Incumbent Burr Faces Pharmacist Sasser in House 67 GOP Primary | Eastern North Carolina Now

    Publisher's note: The author of this post is Leslee Kulba, who is a contributor for the Carolina Journal, John Hood Publisher.

    Republican primary, House District 67: Cabarrus and Stanly counties.

  • Justin Burr (incumbent, five terms). Education: Stanly Community College, Campbell University (no degree). Occupation: Bail agent; licensed real estate broker. Career highlights: Vice-chairman, House Appropriations Committee. GOPAC Emerging Leader (2013): Defender of Liberty, American Conservative Union.
  • Wayne Sasser. Education: UNC-Chapel Hill School of Pharmacy. Occupation: Pharmacist (semi-retired); cattle farmer. Career highlights: Member, Stanly County Economic Development Commission; member, N.C. Association of Pharmacists, policy and advocacy committee; various local civic organizations.

    Incumbent Justin Burr, who is 32, is running for his sixth term as a state representative in House District 67. In the 2016 primary, he narrowly defeated contender Lane Burris in a two-way race with 51 percent of the vote.

    This time, cattle farmer and pharmacist Wayne Sasser is challenging Burr in the primary. The N.C. FreeEnterprise Foundation rates the district "strong Republican."

    Burr has been named a most-effective member of the House more than once. He has served on and chaired several powerful committees. For example, he was a key budget writer for 2011-12 and 2013-14, during the period legislative tax reforms moved the state from 44th to 12th in the Tax Foundation 's State Business Tax Climate Index.

    Based on Burr's website, he wants to continue cutting pork and focusing on what he considers government's core functions: education, public safety, and transportation.
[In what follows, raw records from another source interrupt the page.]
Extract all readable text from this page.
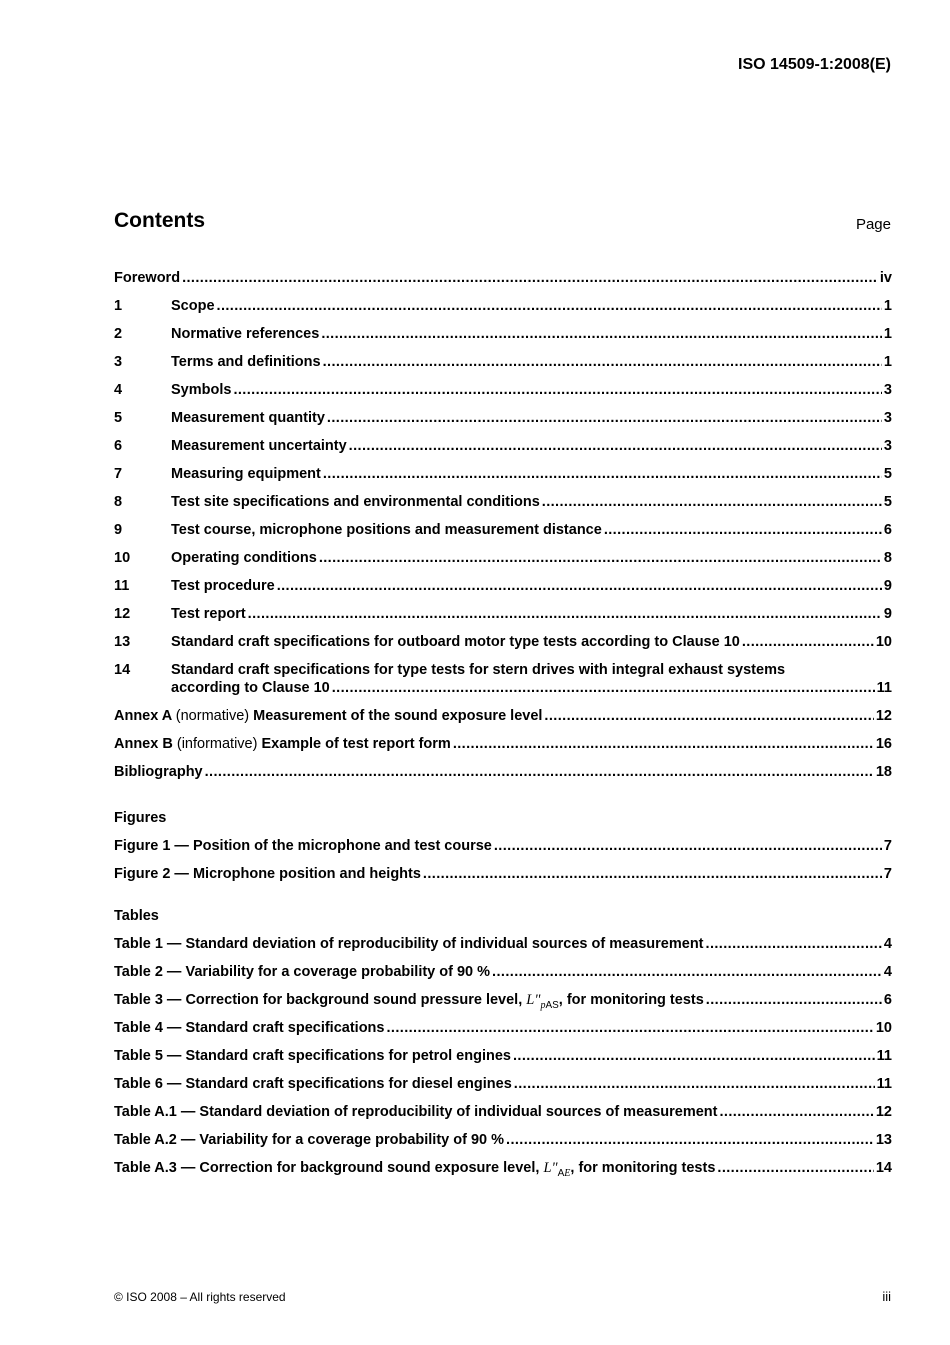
ISO 14509-1:2008(E)
Contents	Page
Foreword .....	iv
1	Scope .....	1
2	Normative references .....	1
3	Terms and definitions .....	1
4	Symbols .....	3
5	Measurement quantity .....	3
6	Measurement uncertainty .....	3
7	Measuring equipment .....	5
8	Test site specifications and environmental conditions .....	5
9	Test course, microphone positions and measurement distance .....	6
10	Operating conditions .....	8
11	Test procedure .....	9
12	Test report .....	9
13	Standard craft specifications for outboard motor type tests according to Clause 10 .....	10
14	Standard craft specifications for type tests for stern drives with integral exhaust systems
according to Clause 10 .....	11
Annex A (normative) Measurement of the sound exposure level .....	12
Annex B (informative) Example of test report form .....	16
Bibliography .....	18
Figures
Figure 1 — Position of the microphone and test course .....	7
Figure 2 — Microphone position and heights .....	7
Tables
Table 1 — Standard deviation of reproducibility of individual sources of measurement .....	4
Table 2 — Variability for a coverage probability of 90 % .....	4
Table 3 — Correction for background sound pressure level, $L"_{pAS}$, for monitoring tests .....	6
Table 4 — Standard craft specifications .....	10
Table 5 — Standard craft specifications for petrol engines .....	11
Table 6 — Standard craft specifications for diesel engines .....	11
Table A.1 — Standard deviation of reproducibility of individual sources of measurement .....	12
Table A.2 — Variability for a coverage probability of 90 % .....	13
Table A.3 — Correction for background sound exposure level, $L"_{AE}$, for monitoring tests .....	14
© ISO 2008 – All rights reserved	iii
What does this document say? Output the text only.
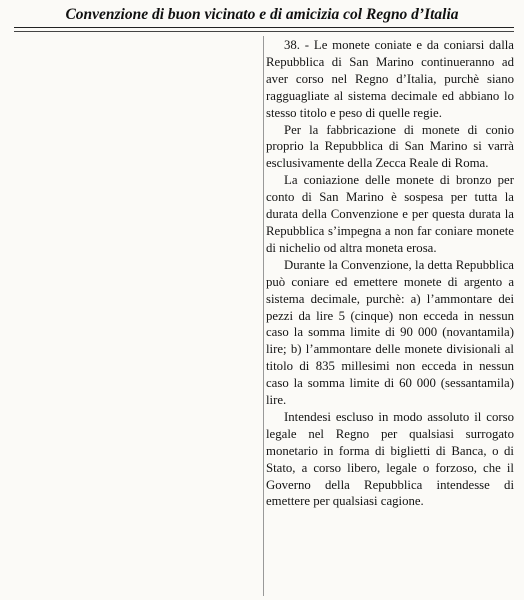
Convenzione di buon vicinato e di amicizia col Regno d’Italia

38. - Le monete coniate e da coniarsi dalla Repubblica di San Marino continueranno ad aver corso nel Regno d’Italia, purchè siano ragguagliate al sistema decimale ed abbiano lo stesso titolo e peso di quelle regie.

Per la fabbricazione di monete di conio proprio la Repubblica di San Marino si varrà esclusivamente della Zecca Reale di Roma.

La coniazione delle monete di bronzo per conto di San Marino è sospesa per tutta la durata della Convenzione e per questa durata la Repubblica s’impegna a non far coniare monete di nichelio od altra moneta erosa.

Durante la Convenzione, la detta Repubblica può coniare ed emettere monete di argento a sistema decimale, purchè: a) l’ammontare dei pezzi da lire 5 (cinque) non ecceda in nessun caso la somma limite di 90 000 (novantamila) lire; b) l’ammontare delle monete divisionali al titolo di 835 millesimi non ecceda in nessun caso la somma limite di 60 000 (sessantamila) lire.

Intendesi escluso in modo assoluto il corso legale nel Regno per qualsiasi surrogato monetario in forma di biglietti di Banca, o di Stato, a corso libero, legale o forzoso, che il Governo della Repubblica intendesse di emettere per qualsiasi cagione.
He believes the state should promote economic development with lower taxes and less regulation.

    Burr is generally aligned with mainline Republican goals including requiring voter ID at the polls, supporting the Second Amendment, enforcing immigration laws, and returning control of schools to the local level.

    Pro-life, he championed legislation to require a waiting period and explanation of options for women seeking abortions; prevent the sale of fetal body part; and stop taxpayer funding to Planned Parenthood.

    When Gov. Roy Cooper announced the operators of the Atlantic Coast Pipeline would be contributing $57.8 million for environmental and economic development purposes, Burr publicly blasted the governor for "taking very large sums of money outside the normal course of business in the state." Burr then voted for House Bill 90, which redirects the funds to schools along the pipeline's route.

    Burr failed to respond to the Carolina Journal survey after six emails, four phone calls, and one social media contact.

    Sasser said he is running "to serve the families, businesses, industries, interests, and values of Stanly and Cabarrus counties. Our current representative has not met this simple threshold."

    If elected, Sasser would support economic development in the state's rural communities. "Our current representative has resisted efforts countless times to bring broadband internet access to Stanly County. Instead, he has chosen to represent the corporate special interests that have a monopoly in our state."

    In an email, Sasser said, "The Atlantic Coast Pipeline project will bring jobs, economic development, and other benefits and opportunities to rural communities across North Carolina. I do not support the $57.8 million slush fund Gov. Roy Cooper secretly negotiated in this state project. It is clear Governor Cooper was negotiating a political benefit for himself and not the citizens of North Carolina. I fully support the decision by the N.C. General Assembly re-appropriating those funds to local schools."

    Sasser would also work to combat opioid abuse. "The opioid crisis is hitting rural communities across N.C. hard," he said, "Our current representative has not engaged or contributed to finding a solution." Sasser, in his role as a policy advocate for the state association of pharmacists, worked with state Sen. Tom McInnis, R-Richmond, in drafting the STOP Act.

    In the general election, Democrat Karen Webster and Libertarian Michael Finn will face the winner of the GOP primary.